Ce jeu de Sihanouk à l'égard de sa gauche a d'ailleurs été d'autant plus facile que la gauche cambodgienne, qualifiée globalement de « Khmers Rouges » n'a jamais, en réalité, rompu totalement avec lui. Les dirigeants actuels de la guérilla cambodgienne sont les héritiers d'un noyau qui, entre 1945 et 1953, jeta les bases d'une guérilla cambodgienne, en ayant affaire tout à la fois à l'armée de Sihanouk et au corps expéditionnaire français, et ne réussirent pas à se faire admettre comme interlocuteurs à la Conférence de Genève de 1954. Après l'obtention de l'indépendance du Cambodge en 1953, cette gauche continua d'exister sous la forme du « Parti du peuple », le « Pracheachorn ». Le Pracheachorn ne remettait pas en cause l'orientation générale de la politique de Sihanouk, en particulier sa politique extérieure neutraliste. Et ce n'est que devant les tracasseries de plus en plus marquées du régime de Sihanouk à son égard, et devant son orientation de plus en plus pro-américaine dans ces dernières années, qu'un certain nombre de ses membres prirent le maquis à partir de 1963, et prirent appui sur la révolte paysanne de 1967. Et lorsque, à la suite du coup d'État de Lon Nol en mars 1970, Sihanouk s'affirma prêt à conclure une alliance sans exclusive avec ceux-là mêmes qu'il jetait la veille en prison, la gauche accepta sans hésitation de se fondre dans le « Front National ». Elle confirmait ainsi qu'elle n'avait en réalité, ni de programme, ni d'objectifs essentiellement différents de ceux de Sihanouk. Se plaçant entièrement sur le même terrain, celui du nationalisme, elle se bornait, devant la répression de Sihanouk, à rechercher des appuis dans la paysannerie pauvre, sans même reprendre clairement à son compte les revendications de celIe-ci. Et cette situation faisait de la gauche l'otage de Sihanouk, dès lors que, par une volte-face, celui-ci s'affirmait lui aussi prêt à mener jusqu'au bout la lutte nationale.

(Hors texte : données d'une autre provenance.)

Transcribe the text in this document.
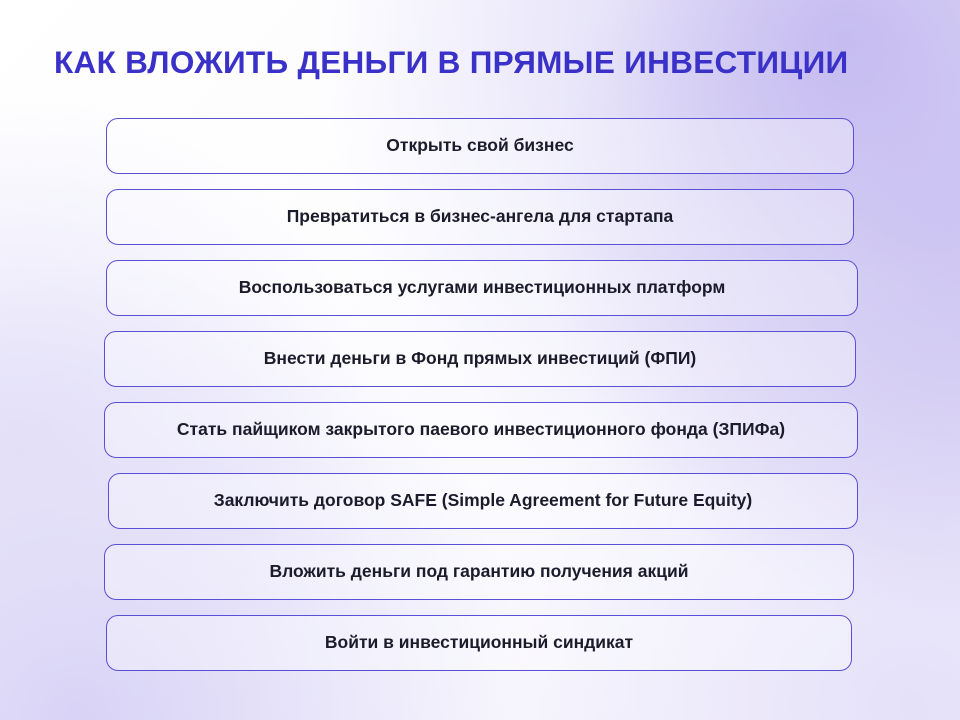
КАК ВЛОЖИТЬ ДЕНЬГИ В ПРЯМЫЕ ИНВЕСТИЦИИ
Открыть свой бизнес
Превратиться в бизнес-ангела для стартапа
Воспользоваться услугами инвестиционных платформ
Внести деньги в Фонд прямых инвестиций (ФПИ)
Стать пайщиком закрытого паевого инвестиционного фонда (ЗПИФа)
Заключить договор SAFE (Simple Agreement for Future Equity)
Вложить деньги под гарантию получения акций
Войти в инвестиционный синдикат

Le programme adopté par le FUNC en 1970 lors de sa formation est d'ailleurs significatif. Il se réfère aux vieilles traditions de l'empire khmer du Moyen-Âge, évoque « l'éclat de la civilsation angkorienne » et sa « contribution appréciable à l'histoire universelle ». Il déclare que son but est « de réaliser l'union nationale la plus large pour lutter contre toutes les manoeuvres et agressions des impérialistes américains, renverser la dictature de leurs valets pour défendre l'indépendance nationale, la paix, la neutralité, la souveraineté, l'intégrité territoriale du pays dans ses frontières actuelles et pour édifier un régime populaire, libre et démocratique, progressant vers l'édification d'un Cambodge prospère conformément aux profondes aspirations de notre peuple ». Il précise que cette union nationale inclut « toutes les classes et couches sociales, tous les partis politiques, toutes les organisations professionnelles ou religieuses, toutes les personnalités politiques dans le pays comme à l'étranger, sans distinction d'opinion politique, de sexe, de croyance ». Et s'il affirme que « le peuple est la source de tout pouvoir », il n'explique pas comment ce principe est compatible avec le maintien de la monarchie de Sihanouk. Il garantit l'inviolabilité de la propriété, et assure que le bouddhisme doit rester religion d'État. En matière économique, il promet simplement aux paysans « d'instituer un régime équitable en matière de rentes foncières et de taux d'intérêt des prêts, aider les paysans à résoudre le problème agraire en trouvant une solution équitable concernant les dettes injustes », et s'engage à « encourager la bourgeoisie nationale à bien gérer des entreprises favorables au peuple ».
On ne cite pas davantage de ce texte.